The 3-in-1 benefits of fan-out messaging, durable, ordered queueing, and a key-value store are the bang-for-buck package that has helped make discovering an entire fleet of AWS EC2 Instances and VPCs expedient and accurate in SI.

Closing

System Initiative’s usage of NATS is ever-evolving, and we have more challenges ahead. How do we handle our next frontier of scalability challenges? How do we process messages on a dead-letter queue to be re-delivered at a much later point? What tunables do we need to adjust for replication, stream configuration, and NATS client management within our servers? The questions are endless, but what we do know is this: NATS’s mix of ephemeral and durable messaging, combined with its class-leading throughput performance, is a bedrock to our stack.

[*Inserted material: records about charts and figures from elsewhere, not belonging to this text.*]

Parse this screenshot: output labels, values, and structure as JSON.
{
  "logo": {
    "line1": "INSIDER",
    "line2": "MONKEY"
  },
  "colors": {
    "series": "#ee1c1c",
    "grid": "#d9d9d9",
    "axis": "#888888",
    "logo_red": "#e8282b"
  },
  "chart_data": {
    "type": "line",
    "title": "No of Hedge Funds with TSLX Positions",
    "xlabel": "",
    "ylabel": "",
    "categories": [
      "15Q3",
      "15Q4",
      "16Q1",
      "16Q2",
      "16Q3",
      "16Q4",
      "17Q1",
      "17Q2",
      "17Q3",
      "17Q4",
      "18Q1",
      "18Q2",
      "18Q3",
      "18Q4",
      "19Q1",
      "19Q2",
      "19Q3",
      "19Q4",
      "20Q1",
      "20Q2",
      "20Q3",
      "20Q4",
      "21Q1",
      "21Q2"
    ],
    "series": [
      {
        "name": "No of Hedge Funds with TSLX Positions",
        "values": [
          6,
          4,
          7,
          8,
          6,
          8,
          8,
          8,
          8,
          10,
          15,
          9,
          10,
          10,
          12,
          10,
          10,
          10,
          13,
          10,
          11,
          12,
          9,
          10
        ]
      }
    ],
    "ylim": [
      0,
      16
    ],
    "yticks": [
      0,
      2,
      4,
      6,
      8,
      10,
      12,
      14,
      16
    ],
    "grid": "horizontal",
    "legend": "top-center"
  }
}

AI Native Infrastructure Automation enables you to set up an entire VPC with virtual machines running non-trivial workloads in minutes, not days. That outcome would not have been possible without our engineering team’s investment in the messaging architecture. Thus, the engineering team at SI continues to utilize NATS in its domain-driven architecture to actualize that outcome, and we’re just getting started.

Nick Gerace, Software Engineer

Nick’s career is defined by an unyielding pursuit of the future of infrastructure software. That vision finds its realization through his engineering work at System Initiative.